Ох, удивляет он меня все больше.
– Лунин и Бурцев, – спросил он Ивана, – кто из них левой рукой привычнее владел?
Граф с интересом посмотрел на моего охранника: к чему такой вопрос. И Григорий пояснил, что Спиридонова ударили со спины и слева, и объяснить это можно только одним – убийца является прирожденным левшой. Уж больно складный получился укол, хотя он бы поостерегся задевать яремную вену, из которой крови выльется столько, что хоть таз подставляй. На столь беспардонные слова я поморщилась, но возмущаться не стала, все же Гриша не был Николаю Порфирьевичу другом или близким знакомым, а рассуждал сейчас о преступлении, словно отстраняясь от него.
О том, был ли кто из злодеев левшой, Пущин сказать не мог, однако зрачки мои сузились, и бывший мой ученик провалился в воспоминания, из которых выскочил, держась за больную голову.
– Бурцев! Он даже игристое шуйцей[3] принимал!
Аракчеев кивнул и снова спросил:
– Что знаешь о пассажире «Саванны»?
Иван умоляюще посмотрел на меня. Озаряться ему больше не хотелось, все же не самые приятные ощущения после моего Света остаются. Название пироскафа он слышал, конечно – корабль приметный, но никогда в делах общества оно не поднималось, да и об англичанах неких он узнал только сегодня.
У меня сложилось мнение, что Пущина его товарищи по политической борьбе держали исключительно для количества и возможных связей. Никаких крамольных разговоров при нем не велось, сам он принимал соратников за таких же восторженных идеалистов – по подобию своему.
Граф, выслушав все до конца, какое-то время молчал, глядя на Ивана. Очевидно, некое решение он принял, потому что претензии к подпоручику он снимает.
– Так и отпустите? – изумилась я.
– Дурака судить – только славу ему делать, – отмахнулся Аракчеев и перевел тяжелый взор на Пушкина.
Александр нервно заерзал на стуле. «Только не надо в окно опять!» – подумала я. А то ассоциации с людьми, прыгающими с высоты сквозь стекло, у меня самые паршивые.
– Ну что ж, Александр Сергеевич. Давайте-ка с Вами поговорим.

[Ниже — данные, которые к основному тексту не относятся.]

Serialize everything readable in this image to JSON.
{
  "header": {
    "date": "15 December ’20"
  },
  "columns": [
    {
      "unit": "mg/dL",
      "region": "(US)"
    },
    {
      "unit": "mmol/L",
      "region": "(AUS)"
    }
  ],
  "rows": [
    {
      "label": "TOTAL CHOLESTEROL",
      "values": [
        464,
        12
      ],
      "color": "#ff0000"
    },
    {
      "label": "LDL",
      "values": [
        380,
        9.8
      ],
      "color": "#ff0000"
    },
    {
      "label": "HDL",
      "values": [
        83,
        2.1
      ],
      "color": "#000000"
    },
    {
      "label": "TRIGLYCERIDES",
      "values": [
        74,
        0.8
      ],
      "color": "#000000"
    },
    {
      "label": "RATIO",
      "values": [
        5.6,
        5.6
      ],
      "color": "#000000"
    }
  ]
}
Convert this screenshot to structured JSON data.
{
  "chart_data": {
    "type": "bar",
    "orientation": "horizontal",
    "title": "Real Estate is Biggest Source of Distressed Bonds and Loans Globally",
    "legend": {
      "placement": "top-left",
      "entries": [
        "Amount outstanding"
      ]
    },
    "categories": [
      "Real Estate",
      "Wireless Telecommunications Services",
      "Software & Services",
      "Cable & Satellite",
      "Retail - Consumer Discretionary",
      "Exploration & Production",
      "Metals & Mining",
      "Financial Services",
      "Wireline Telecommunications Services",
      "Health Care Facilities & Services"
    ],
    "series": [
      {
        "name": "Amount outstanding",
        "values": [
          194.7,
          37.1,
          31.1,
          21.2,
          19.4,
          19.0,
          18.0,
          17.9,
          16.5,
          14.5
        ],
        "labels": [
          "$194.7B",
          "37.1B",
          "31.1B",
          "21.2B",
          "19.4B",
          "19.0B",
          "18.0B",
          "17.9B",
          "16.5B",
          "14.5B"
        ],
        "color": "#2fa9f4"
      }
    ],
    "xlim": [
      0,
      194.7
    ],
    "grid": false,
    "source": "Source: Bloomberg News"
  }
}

Пушкин посмотрел на Горчакова, но тот развел руками: мол, сам в коровью лепешку сознательно наступил, сам сапоги свои и чисти.
– В столице он — капрал, в Чугуеве — Нерон: кинжала Зандова[4] везде достоин он, – процитировал Аракчеев эпиграмму на себя, бродившую по столице.
– Это не я! – взбеленился Саша. – Знаю, что мне приписывают, но я к этим виршам отношения не имею[5]!
Алексей Андреевич, который несмотря на давнишние предупреждения бунт в Чугуеве проморгал и допустил, сверкнул глазами, и продолжил:
Здесь Александру ответить было нечего. О том, что этот шедевр вышел из-под его пера, знали, наверное, все в Петербурге.
– На дуэль вызовете? – мрачно спросил Пушкин.